The EPA has since conducted air and water tests and maintain that the levels are safe; however, residents reported health concerns such as rashes and headaches after the derailment. Lester told East Palestine residents at a town hall on Feb. 23 that ignoring dioxins has been “one major mistake” in EPA testing.

“The level of dioxin that gets into a body, a person, an animal, a cow, that could lead to health problems is extraordinarily low. It does not take very much,” Lester said, according to WKBN. “I’d be very concerned if I had a farm, especially if I was aware, as some people described in that meeting, that the black cloud from the burning had settle onto their property.”

Residents of East Palestine express their concerns at a town hall meeting held by River Valley Organizing, a non-profit organization based in East Liverpool, on February 23, 2023 in East Palestine, Ohio.

EAST PALESTINE, OH – FEBRUARY 23: Residents of East Palestine express their concerns at a town hall meeting held by River Valley Organizing, a non-profit organization based in East Liverpool, on February 23, 2023 in East Palestine, Ohio. (Photo by Michael Swensen/Getty Images)

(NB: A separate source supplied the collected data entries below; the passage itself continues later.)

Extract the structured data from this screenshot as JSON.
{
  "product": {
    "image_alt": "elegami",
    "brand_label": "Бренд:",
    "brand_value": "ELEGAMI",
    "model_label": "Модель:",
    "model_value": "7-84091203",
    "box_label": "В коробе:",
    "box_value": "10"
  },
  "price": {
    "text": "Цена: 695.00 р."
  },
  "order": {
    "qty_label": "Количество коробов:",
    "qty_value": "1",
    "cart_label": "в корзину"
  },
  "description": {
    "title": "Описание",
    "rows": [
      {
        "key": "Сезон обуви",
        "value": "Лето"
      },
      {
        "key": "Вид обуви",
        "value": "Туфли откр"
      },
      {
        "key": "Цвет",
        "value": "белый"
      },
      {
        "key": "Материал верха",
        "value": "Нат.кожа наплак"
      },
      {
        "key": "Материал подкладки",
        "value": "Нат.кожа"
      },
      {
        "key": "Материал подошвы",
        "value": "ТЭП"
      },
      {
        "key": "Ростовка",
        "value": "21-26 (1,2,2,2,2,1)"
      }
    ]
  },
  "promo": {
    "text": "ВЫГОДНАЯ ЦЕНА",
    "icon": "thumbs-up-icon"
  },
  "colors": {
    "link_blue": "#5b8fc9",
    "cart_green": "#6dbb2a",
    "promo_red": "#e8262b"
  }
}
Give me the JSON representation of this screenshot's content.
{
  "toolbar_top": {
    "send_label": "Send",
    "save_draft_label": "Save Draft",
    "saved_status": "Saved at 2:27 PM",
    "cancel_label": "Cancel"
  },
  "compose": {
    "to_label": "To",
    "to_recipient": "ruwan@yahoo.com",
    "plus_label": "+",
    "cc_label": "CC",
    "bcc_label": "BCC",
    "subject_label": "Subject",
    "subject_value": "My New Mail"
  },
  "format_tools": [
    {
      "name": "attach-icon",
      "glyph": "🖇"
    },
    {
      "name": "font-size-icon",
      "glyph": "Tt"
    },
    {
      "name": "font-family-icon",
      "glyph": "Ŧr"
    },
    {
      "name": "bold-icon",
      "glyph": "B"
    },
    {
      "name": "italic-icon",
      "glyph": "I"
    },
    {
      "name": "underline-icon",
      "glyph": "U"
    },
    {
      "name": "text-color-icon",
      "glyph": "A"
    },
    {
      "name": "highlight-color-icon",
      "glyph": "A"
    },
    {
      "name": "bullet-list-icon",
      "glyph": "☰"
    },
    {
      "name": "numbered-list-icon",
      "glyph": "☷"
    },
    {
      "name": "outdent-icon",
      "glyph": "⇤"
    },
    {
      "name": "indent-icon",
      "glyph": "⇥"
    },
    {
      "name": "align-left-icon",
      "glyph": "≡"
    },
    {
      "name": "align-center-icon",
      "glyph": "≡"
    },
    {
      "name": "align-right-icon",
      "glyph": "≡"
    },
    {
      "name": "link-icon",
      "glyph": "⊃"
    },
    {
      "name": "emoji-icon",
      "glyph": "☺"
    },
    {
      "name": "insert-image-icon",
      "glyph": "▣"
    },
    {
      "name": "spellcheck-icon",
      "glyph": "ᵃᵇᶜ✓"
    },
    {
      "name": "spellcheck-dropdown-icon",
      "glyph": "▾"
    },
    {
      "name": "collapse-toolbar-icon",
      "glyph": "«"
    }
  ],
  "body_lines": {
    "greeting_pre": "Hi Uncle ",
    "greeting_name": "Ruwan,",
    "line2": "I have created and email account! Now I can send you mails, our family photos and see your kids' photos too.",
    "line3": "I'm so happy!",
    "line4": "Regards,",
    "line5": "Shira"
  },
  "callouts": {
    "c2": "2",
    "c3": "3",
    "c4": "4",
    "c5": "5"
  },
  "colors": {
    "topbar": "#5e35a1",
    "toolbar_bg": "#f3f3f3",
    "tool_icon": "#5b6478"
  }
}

He alleged the EPA is not testing for dioxins because they would  know they will find them and then they will have to address the questions that residents are asking about the risks of exposure to dioxins,” he told the DCNF.

“I’ve never heard anybody, any researcher talk about cookouts. Because that’s an infinitesimal concentration, if at all. Because dioxins form not just cause there’s burning, you need a chlorine source,” Lester said, according to WKBN.

Republican Ohio Sen. J.D. Vance and Democrat Ohio Sen. Sherrod Brown sent a letter to the EPA on Feb. 8 requesting dioxin testing in East Palestine.

“We are concerned that … the burning of large volumes of vinyl chloride may have resulted in the formation of dioxins that may have been dispersed throughout the East Palestine community and potentially a much large[r] area,” the letter reads.

Shore confirmed to WKBN the EPA received the letter.

The EPA, Vance and Brown did not immediately respond to the Daily Caller News Foundation’s request for comment.